On the McCain campaign plane today, top adviser Steve Schmidt slammed congressional leaders for adjourning for recess on Sept. 26 before attempting to legislate a fix for the recent Wall Street meltdown:
It is a disgrace, a disgrace that the Democratic Congress would say, ‘We’re going to leave Washington and we think this benefits us politically. … When the democratic leadership in the Congress says we’ll deal with this after the election, we’re going home now is a clear indication that they’re not interested in working, you know, in a bipartisan way, where everybody sits in a room and says we have a major problem here in this country.
The White House, however, thinks a rush to pass legislation isn’t prudent.
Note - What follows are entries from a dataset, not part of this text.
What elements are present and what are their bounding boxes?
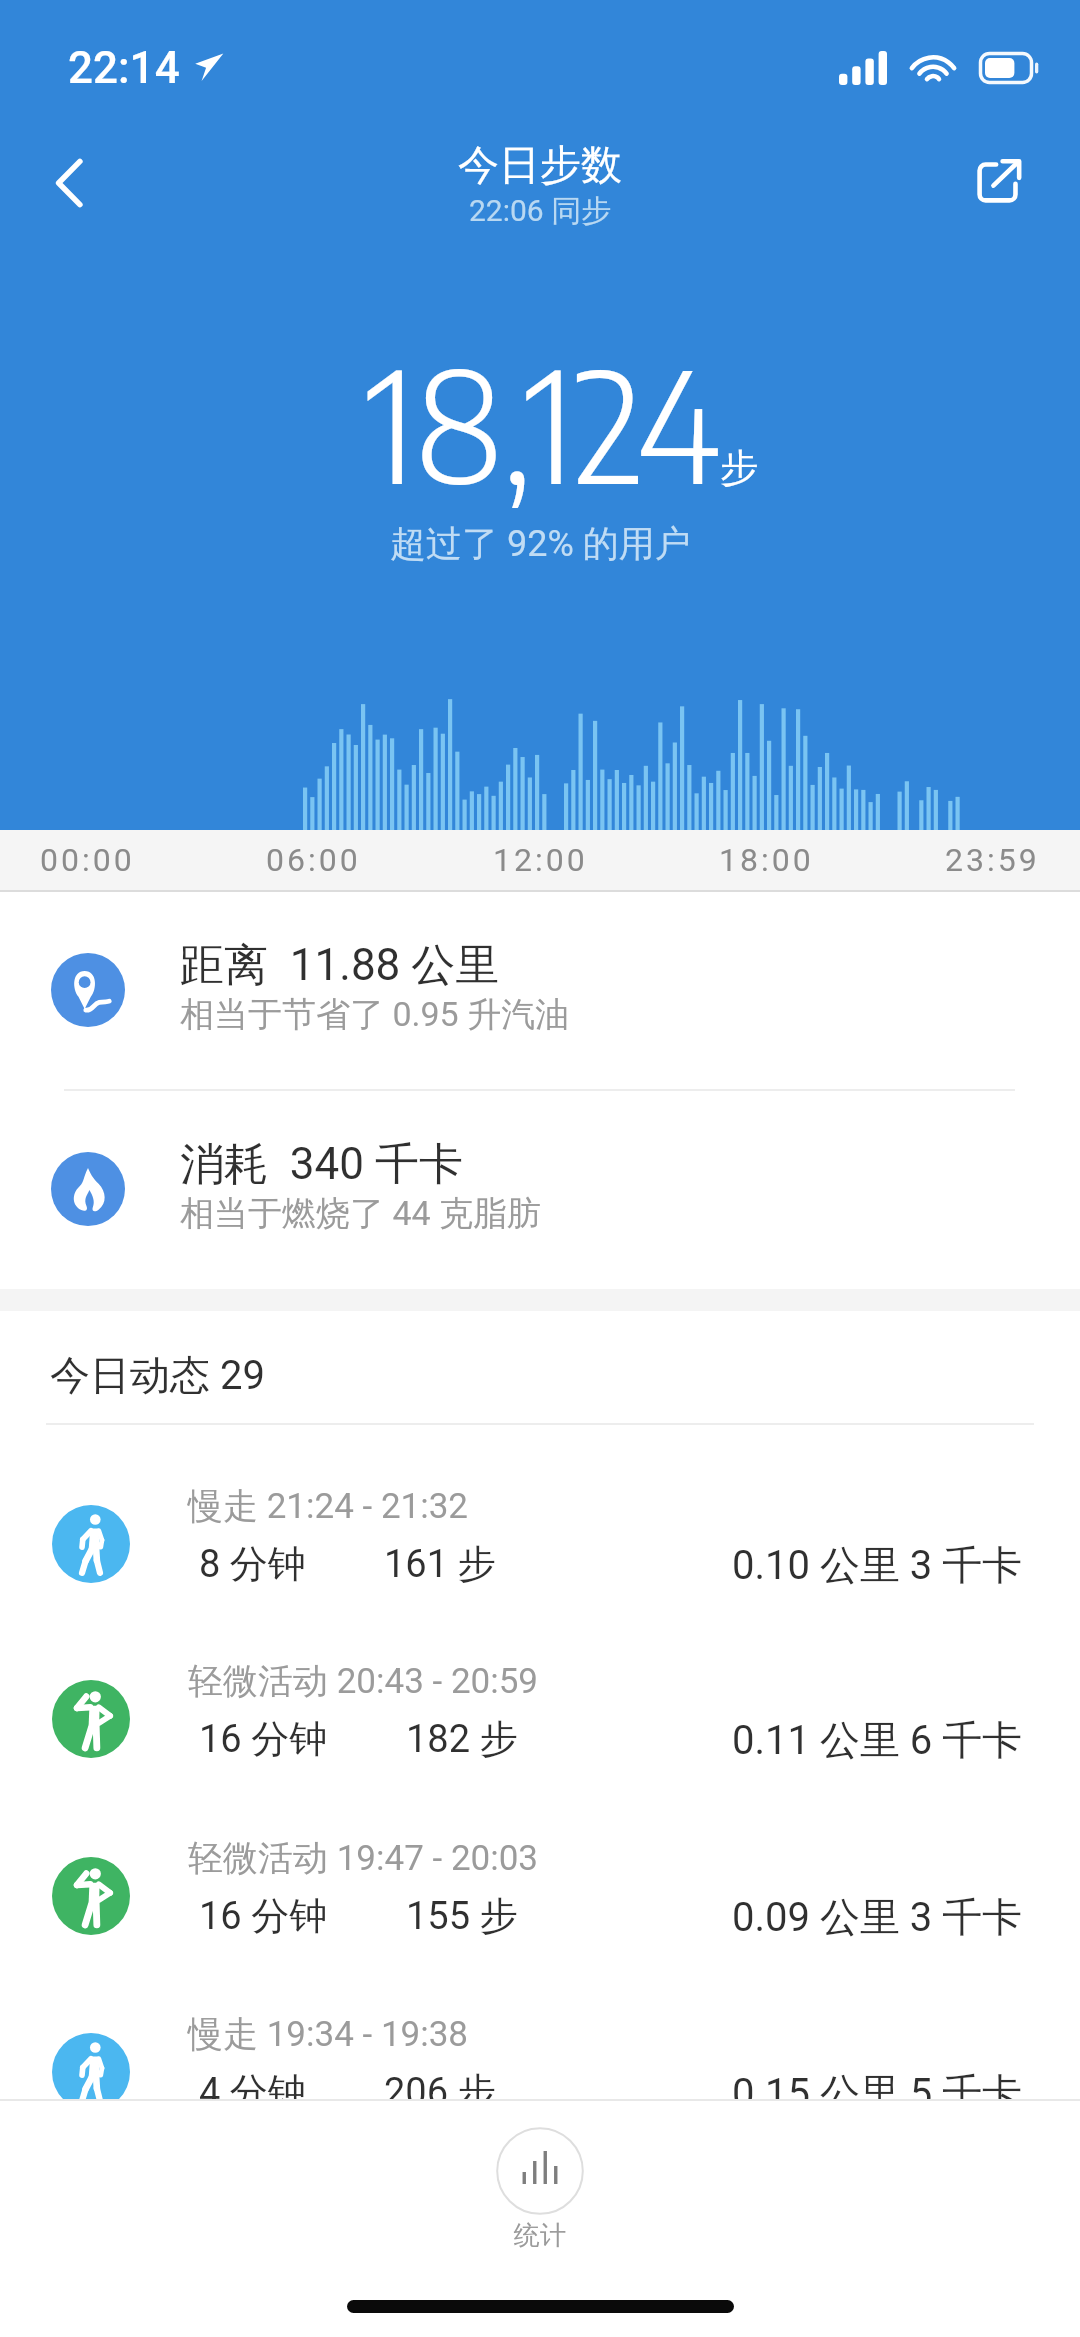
- staticText: 00:00: [40, 841, 135, 879]
- button[interactable]: 慢走 19:34 - 19:38: [0, 1980, 1080, 2154]
- button[interactable]: 今日动态 29: [0, 1311, 1080, 1423]
- staticText: 4 分钟: [199, 2068, 306, 2116]
- button[interactable]: 消耗 340 千卡: [0, 1091, 1080, 1289]
- staticText: 23:59: [945, 841, 1040, 879]
- staticText: 相当于燃烧了 44 克脂肪: [180, 1192, 542, 1235]
- staticText: 06:00: [266, 841, 361, 879]
- staticText: 206 步: [384, 2068, 496, 2116]
- button[interactable]: Back: [24, 138, 114, 228]
- staticText: 轻微活动 20:43 - 20:59: [188, 1659, 539, 1703]
- staticText: 16 分钟: [199, 1715, 328, 1763]
- staticText: 相当于节省了 0.95 升汽油: [180, 993, 570, 1036]
- staticText: 0.10 公里 3 千卡: [732, 1540, 1023, 1590]
- button[interactable]: 慢走 21:24 - 21:32: [0, 1456, 1080, 1630]
- staticText: 0.09 公里 3 千卡: [732, 1892, 1023, 1942]
- staticText: 18:00: [719, 841, 814, 879]
- staticText: 182 步: [406, 1715, 518, 1763]
- staticText: 16 分钟: [199, 1892, 328, 1940]
- staticText: 161 步: [384, 1540, 496, 1588]
- staticText: 今日步数: [458, 140, 622, 192]
- staticText: 慢走 21:24 - 21:32: [188, 1484, 469, 1528]
- staticText: 22:06 同步: [469, 192, 612, 230]
- button[interactable]: 轻微活动 19:47 - 20:03: [0, 1806, 1080, 1980]
- button[interactable]: Share: [954, 138, 1042, 226]
- staticText: 0.15 公里 5 千卡: [732, 2068, 1023, 2118]
- staticText: 18,124: [366, 326, 721, 517]
- staticText: 8 分钟: [199, 1540, 306, 1588]
- staticText: 今日动态 29: [50, 1350, 265, 1400]
- staticText: 155 步: [406, 1892, 518, 1940]
- button[interactable]: 距离 11.88 公里: [0, 892, 1080, 1089]
- staticText: 距离 11.88 公里: [180, 938, 500, 993]
- button[interactable]: 轻微活动 20:43 - 20:59: [0, 1630, 1080, 1804]
- staticText: 12:00: [493, 841, 588, 879]
- staticText: 慢走 19:34 - 19:38: [188, 2012, 469, 2056]
- staticText: 0.11 公里 6 千卡: [732, 1715, 1023, 1765]
- staticText: 轻微活动 19:47 - 20:03: [188, 1836, 539, 1880]
- staticText: 22:14: [68, 42, 180, 94]
- staticText: 步: [720, 444, 758, 492]
- staticText: 超过了 92% 的用户: [390, 521, 691, 566]
- staticText: 统计: [514, 2219, 566, 2252]
- staticText: 消耗 340 千卡: [180, 1137, 463, 1192]
- button[interactable]: 统计: [496, 2127, 584, 2252]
In today’s briefing, Press Secretary Dana Perino said she didn’t know if the White House even had a legislative request for Congress to act on, and hesitated to push legislation during a “market correction”:
I don’t know if we will have specific actions that we would ask them to take. … But I think Democrats themselves, and maybe some Republicans, have questioned whether or not they will be able to get anything done in the next two weeks. And it probably isn’t that smart to try to finalize a legislation in the middle of a market correction as we’re trying to figure out what other possible necessary steps may or may not need to be taken as we move forward.
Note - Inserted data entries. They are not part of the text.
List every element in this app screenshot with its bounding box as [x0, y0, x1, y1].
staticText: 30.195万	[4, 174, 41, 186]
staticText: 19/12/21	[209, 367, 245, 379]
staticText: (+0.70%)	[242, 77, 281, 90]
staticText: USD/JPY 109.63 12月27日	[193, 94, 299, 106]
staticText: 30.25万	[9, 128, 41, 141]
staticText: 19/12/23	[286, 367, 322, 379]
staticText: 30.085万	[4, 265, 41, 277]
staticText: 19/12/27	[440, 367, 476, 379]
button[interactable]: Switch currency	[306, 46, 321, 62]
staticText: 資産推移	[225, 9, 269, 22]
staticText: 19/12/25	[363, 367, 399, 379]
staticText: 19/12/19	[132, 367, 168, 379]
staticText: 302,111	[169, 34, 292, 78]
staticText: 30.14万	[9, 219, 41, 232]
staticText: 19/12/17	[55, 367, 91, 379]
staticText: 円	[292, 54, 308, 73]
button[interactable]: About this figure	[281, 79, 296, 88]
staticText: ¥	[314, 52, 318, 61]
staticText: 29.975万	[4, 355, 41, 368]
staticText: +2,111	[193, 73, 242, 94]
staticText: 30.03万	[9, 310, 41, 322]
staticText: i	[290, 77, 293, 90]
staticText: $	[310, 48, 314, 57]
Perino said any call for a lame-duck session is “premature,” adding, “I think right now that the Treasury Department and the Federal Reserve have things in hand.” Watch it:
House Speaker Nancy Pelosi (D-CA) echoed this sentiment, saying that “lawmakers first would need a better understanding of how the problems developed,” before legislating any remedy, CQ reports. Congress “has to find out what happened, why it happened, who is responsible and how we ought to go forward in the future,” said Rep. Henry Waxman (D-CA), rejecting calls for passing legislation immediately.
While Schmidt claimed Congress is “not interested in working” and is simply saying “we’re going home now,” Pelosi said that as of yet, “she had not been briefed on any legislative plan by Paulson,” CQ adds. It seems Schmidt was the one looking for a scapegoat to score political points.